Grosses délivrées RÉPUBLIQUE FRANÇAISE
aux parties le :AU NOM DU PEUPLE FRANÇAIS
COUR D'APPEL DE PARIS
Pôle 4 - Chambre 1
ARRÊT DU 20 OCTOBRE 2017
(n° , 6 pages)
Numéro d'inscription au répertoire général : 16/00895
Décision déférée à la Cour : Jugement du 18 Novembre 2015 -Tribunal de Grande Instance de PARIS - RG n° 14/08819
APPELANTS
Monsieur [J] [T]
né le [Date naissance 1] 1951 à [Localité 1]
demeurant [Adresse 1]
Représenté et assistée sur l'audience par Me Jean-michel TROUVIN, avocat au barreau de PARIS, toque : A0354, substitué sur l'audience par Me Anne LEDUC, avocat au barreau de PARIS, toque : A354
Madame [X] [P]
née le [Date naissance 2] 1970 à [Localité 1]
demeurant [Adresse 2]
Représentée et assistée sur l'audience par Me Jean-michel TROUVIN, avocat au barreau de PARIS, toque : A0354, substitué sur l'audience par Me Anne LEDUC, avocat au barreau de PARIS, toque : A354
INTIMÉS
Monsieur [R], [V] [J]
né le [Date naissance 3] 1957 à [Localité 2] (ARGENTINE)
demeurant [Adresse 3]
Représenté par Me Anne-marie MAUPAS OUDINOT, avocat au barreau de PARIS, toque : B0653
Assisté sur l'audience par Me Bernard-rené PELTIER, avocat au barreau de PARIS, toque : A0155
Monsieur [O] [H]
né le [Date naissance 4] 1951 à [Localité 3] (ITALIE)
demeurant [Adresse 4]
Représenté par Me Anne-marie MAUPAS OUDINOT, avocat au barreau de PARIS, toque : B0653
Assisté sur l'audience par Me Cyrille ACHACHE, avocat au barreau de PARIS, toque : E0499
Madame [Q] [H]
née le [Date naissance 5] 1959 à [Localité 4]
demeurant [Adresse 5]
Représentée par Me Anne-marie MAUPAS OUDINOT, avocat au barreau de PARIS, toque : B0653
Assistée sur l'audience par Me Cyrille ACHACHE, avocat au barreau de PARIS, toque : E0499
SCP [K] [N] [D] [G] [N] [I]
N° SIRET : [N]9
ayant son siège au [Adresse 6]
Représentée par Me Marc PANTALONI, avocat au barreau de PARIS, toque : P0025
COMPOSITION DE LA COUR :
L'affaire a été débattue le 21 Septembre 2017, en audience publique, devant la Cour composée de :
Mme Dominique DOS REIS, Présidente de chambre
M. Dominique GILLES, Conseiller
Mme Christine BARBEROT, Conseillère
qui en ont délibéré
M. Gilles, conseiller, a été entendu en son rapport
Greffier lors des débats : M. Christophe DECAIX
ARRÊT :CONTRADICTOIRE
- rendu par mise à disposition au greffe de la Cour, les parties en ayant été préalablement avisées dans les conditions prévues au deuxième alinéa de l'article 450 du code de procédure civile.
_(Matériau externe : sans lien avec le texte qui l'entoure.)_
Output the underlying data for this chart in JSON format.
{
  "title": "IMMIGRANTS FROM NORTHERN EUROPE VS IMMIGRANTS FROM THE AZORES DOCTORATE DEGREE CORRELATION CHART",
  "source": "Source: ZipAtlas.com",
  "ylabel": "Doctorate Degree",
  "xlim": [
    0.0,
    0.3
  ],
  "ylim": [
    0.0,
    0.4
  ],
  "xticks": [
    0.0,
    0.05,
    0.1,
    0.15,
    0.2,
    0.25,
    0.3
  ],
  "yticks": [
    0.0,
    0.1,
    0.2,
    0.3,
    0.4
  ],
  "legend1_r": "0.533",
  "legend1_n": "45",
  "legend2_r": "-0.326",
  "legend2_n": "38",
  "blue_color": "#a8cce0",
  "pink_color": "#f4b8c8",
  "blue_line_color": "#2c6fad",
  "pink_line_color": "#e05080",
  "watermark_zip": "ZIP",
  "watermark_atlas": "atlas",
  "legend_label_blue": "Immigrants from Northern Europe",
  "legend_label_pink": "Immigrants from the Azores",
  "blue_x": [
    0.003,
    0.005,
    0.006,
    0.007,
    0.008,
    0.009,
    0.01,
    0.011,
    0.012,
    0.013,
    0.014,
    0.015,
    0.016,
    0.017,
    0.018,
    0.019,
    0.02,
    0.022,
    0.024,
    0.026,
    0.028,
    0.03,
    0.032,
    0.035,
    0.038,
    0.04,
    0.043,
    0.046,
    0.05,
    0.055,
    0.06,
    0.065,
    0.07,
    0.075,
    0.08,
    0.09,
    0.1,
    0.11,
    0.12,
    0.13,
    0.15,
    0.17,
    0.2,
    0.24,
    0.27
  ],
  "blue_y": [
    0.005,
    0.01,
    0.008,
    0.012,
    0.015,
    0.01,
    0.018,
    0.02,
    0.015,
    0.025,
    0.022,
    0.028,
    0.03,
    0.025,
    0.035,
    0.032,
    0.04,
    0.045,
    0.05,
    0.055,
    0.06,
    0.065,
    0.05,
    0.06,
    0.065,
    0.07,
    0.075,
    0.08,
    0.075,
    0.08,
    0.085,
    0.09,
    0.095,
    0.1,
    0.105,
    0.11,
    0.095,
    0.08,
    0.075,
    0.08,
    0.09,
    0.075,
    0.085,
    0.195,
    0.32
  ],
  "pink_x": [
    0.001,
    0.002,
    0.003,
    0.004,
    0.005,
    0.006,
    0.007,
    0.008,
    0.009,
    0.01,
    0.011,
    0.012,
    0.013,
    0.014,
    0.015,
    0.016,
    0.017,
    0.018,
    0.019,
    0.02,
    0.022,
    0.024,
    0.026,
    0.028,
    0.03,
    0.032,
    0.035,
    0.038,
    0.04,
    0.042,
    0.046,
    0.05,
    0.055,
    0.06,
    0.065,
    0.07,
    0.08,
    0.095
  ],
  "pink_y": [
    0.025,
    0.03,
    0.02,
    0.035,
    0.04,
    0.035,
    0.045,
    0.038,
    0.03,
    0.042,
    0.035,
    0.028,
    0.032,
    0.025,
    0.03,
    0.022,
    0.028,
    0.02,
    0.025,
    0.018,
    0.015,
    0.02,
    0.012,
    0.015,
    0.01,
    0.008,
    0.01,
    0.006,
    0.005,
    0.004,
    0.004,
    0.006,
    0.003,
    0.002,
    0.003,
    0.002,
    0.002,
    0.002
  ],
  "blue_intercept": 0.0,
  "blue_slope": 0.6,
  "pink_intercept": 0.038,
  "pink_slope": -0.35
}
- signé par Mme Dominique DOS REIS, Présidente, et par M. Christophe DECAIX, greffier auquel la minute de la décision a été remise par le magistrat signataire.
*
* *
Par acte authentique du 09 août 2013, reçu par M. [K] [N], notaire associé à [Localité 5], avec la participation d'un autre notaire assistant les promettants, M. [J], M. [O] [H] et Mme [Q] Achache son épouse (les époux [H]) ont promis de vendre à M. [T] et Mme [P] des locaux commerciaux et à usage de réserve situés dans un immeuble en copropriété, [Adresse 7]), pour le prix de 560 000 €. Les parties ont stipulé que la promesse expirerait le 8 novembre 2013 et ont fixé l'indemnité d'immobilisation à la somme de 56 000 € ; une somme de 28 000 € a été immédiatement versée entre les mains du notaire des promettants désigné séquestre des fonds. La promesse a été conclue sous la condition suspensive de l'octroi aux acquéreurs d'un ou plusieurs prêts par la banque HSBC, pour un montant maximum de 448 000 € remboursable sur la durée maximum de 20 ans au taux d'intérêt hors assurance de 3,30% l'an.
Reprochant à M. [T] et Mme [P], qui avaient fait état de refus de prêts, de ne pas avoir effectué de demande de prêt conforme à la promesse, M. [J] et les époux [H] ont entendu se faire payer l'indemnité d'immobilisation par courrier recommandé avec accusé de réception du 13 novembre 2013.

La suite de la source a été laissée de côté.